Dependence on random sampling for boundary estimation: The boundary $\mathbb{B}$ is estimated with $K=4$ samples. Stability under batch distribution shifts is untested, and no variance analysis was provided.
High hyperparameter sensitivity: $\omega, \kappa, \gamma, \zeta, \nu$ and the warm-up epoch $N$ all require tuning. The sharp peaks for $\omega/\kappa$ at 0.5 suggest high tuning costs when changing datasets or noise distributions.
Limited leadership at certain noise rates: On CIRR 50% noise, performance is not significantly ahead of HABIT, suggesting geometric boundaries may not always be optimal for moderate noise rates.
Backbone and Domain constraints: Only validated on FashionIQ/CIRR with BLIP-2. Performance on lightweight backbones or open-domain large-scale retrieval is unknown.
Future Directions: Replacing random sampling with learnable/adaptive boundary kernels; extending OT masking strategies to handle non-hard "partial matching" noise.

vs TME (CVPR'25): TME uses GMM fitting on mixed loss, which remains a coarse scalar metric failing on hard noise due to the small loss hypothesis. ConeSep uses fine-grained geometric fidelity and adds negative anchors with unlearning, widening the gap as noise increases.

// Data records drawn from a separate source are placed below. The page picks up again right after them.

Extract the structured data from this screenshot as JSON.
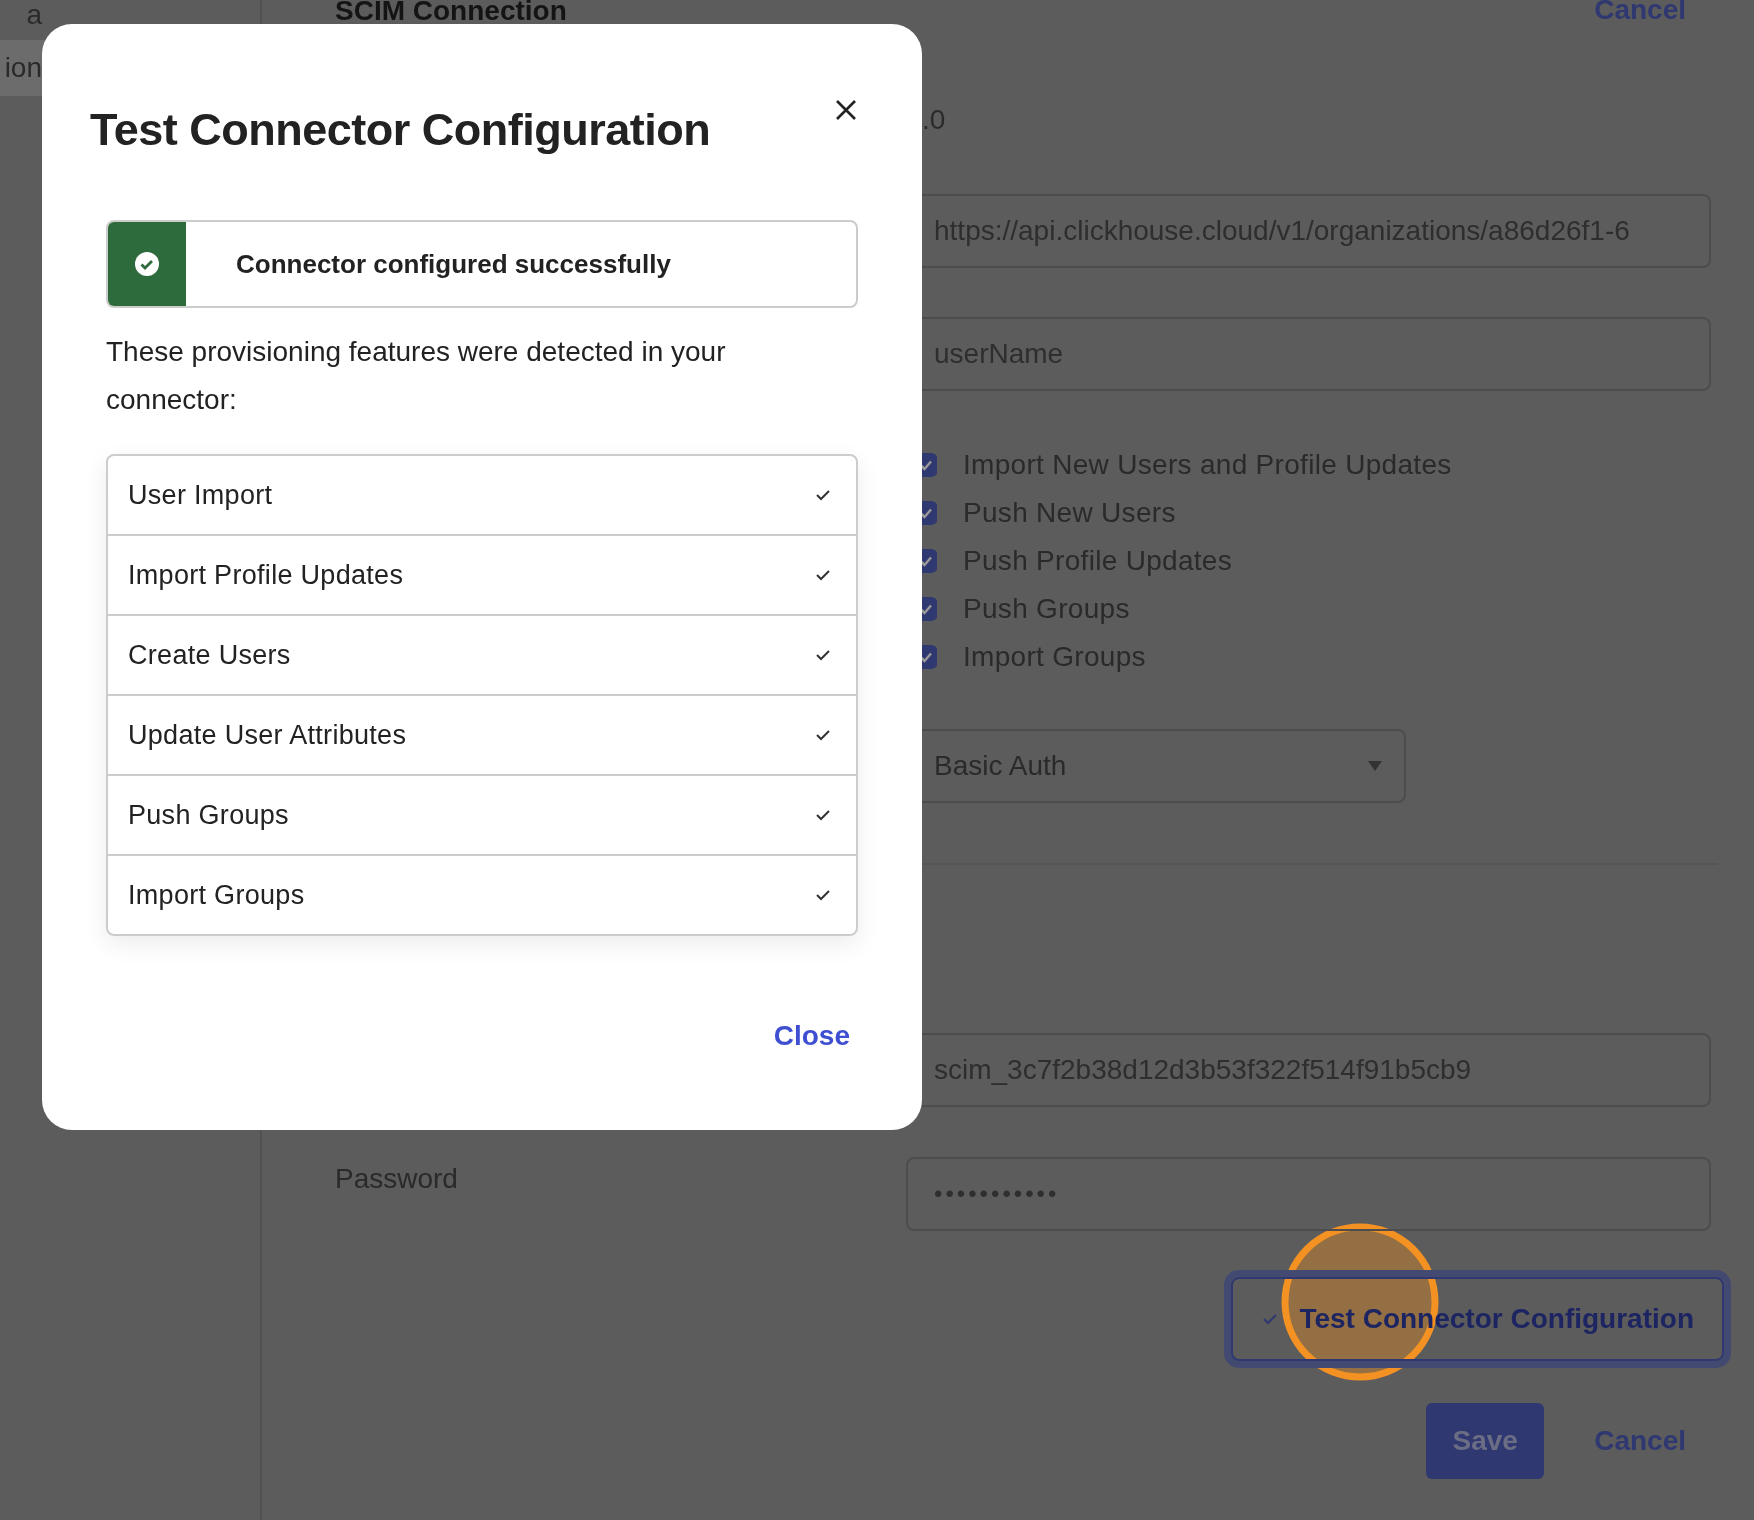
{
  "sidebar": {
    "items": [
      {
        "label": "a",
        "selected": false
      },
      {
        "label": "ion",
        "selected": true
      }
    ]
  },
  "page": {
    "title": "SCIM Connection",
    "header_action": "Cancel",
    "version_value": ".0",
    "base_url": "https://api.clickhouse.cloud/v1/organizations/a86d26f1-6",
    "unique_identifier": "userName",
    "features": [
      {
        "label": "Import New Users and Profile Updates",
        "checked": true
      },
      {
        "label": "Push New Users",
        "checked": true
      },
      {
        "label": "Push Profile Updates",
        "checked": true
      },
      {
        "label": "Push Groups",
        "checked": true
      },
      {
        "label": "Import Groups",
        "checked": true
      }
    ],
    "auth_mode": "Basic Auth",
    "username": "scim_3c7f2b38d12d3b53f322f514f91b5cb9",
    "password_label": "Password",
    "password_value": "•••••••••••",
    "test_button": {
      "label": "Test Connector Configuration",
      "verified": true
    },
    "save_button": "Save",
    "cancel_button": "Cancel"
  },
  "modal": {
    "title": "Test Connector Configuration",
    "banner": {
      "kind": "success",
      "message": "Connector configured successfully"
    },
    "intro": "These provisioning features were detected in your connector:",
    "features": [
      {
        "label": "User Import",
        "detected": true
      },
      {
        "label": "Import Profile Updates",
        "detected": true
      },
      {
        "label": "Create Users",
        "detected": true
      },
      {
        "label": "Update User Attributes",
        "detected": true
      },
      {
        "label": "Push Groups",
        "detected": true
      },
      {
        "label": "Import Groups",
        "detected": true
      }
    ],
    "close_link": "Close"
  }
}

vs HABIT / INTENT (AAAI'26): While these are robust NTC methods, they still focus on the "identify-suppress" paradigm and lack active unlearning mechanisms for noise already learned by the model. ConeSep introduces machine unlearning to CIR to "forget" hard noise.
vs Traditional Machine Unlearning (Gradient Ascent): GA relies on local, directionless "pushing," which causes the unlearning backlash. ConeSep uses OT for global paths and masks to shift distributions toward negative boundaries, avoiding severe disturbances to clean samples.

Rating¶

Novelty: ⭐⭐⭐⭐⭐ Systematically decomposes the three overlooked challenges of NTC and provides an original closed-loop solution using geometric boundaries and OT.

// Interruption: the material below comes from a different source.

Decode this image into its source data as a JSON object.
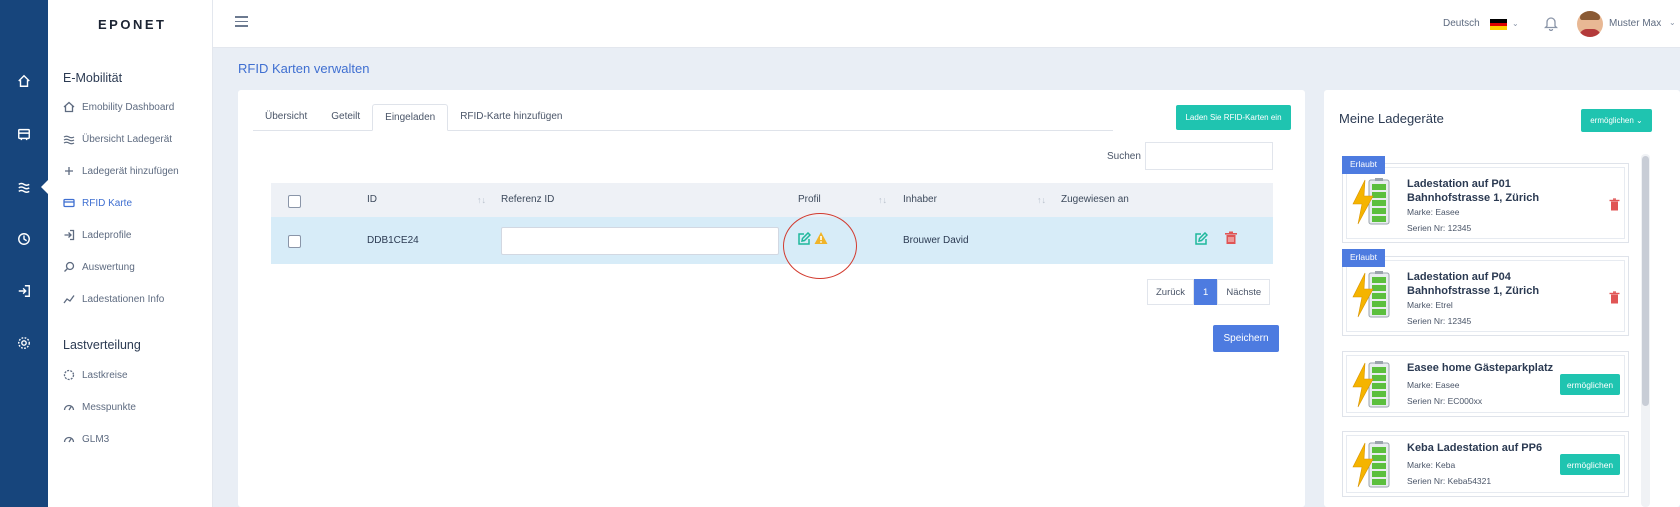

Experimental Thoroughness: ⭐⭐⭐⭐ Extensive noise rates across two benchmarks and 14 ablation studies. However, limited to two datasets and one backbone, with some local performance gaps on CIRR.
Writing Quality: ⭐⭐⭐⭐ Clear mapping between challenges and modules; complete formulas. Some notation (e.g., OT inner product in Eq. 10) is slightly ambiguous.
Value: ⭐⭐⭐⭐ Effectively introduces machine unlearning to robust multimodal retrieval. The modularized approach is highly transferable and valuable for noisy real-world data.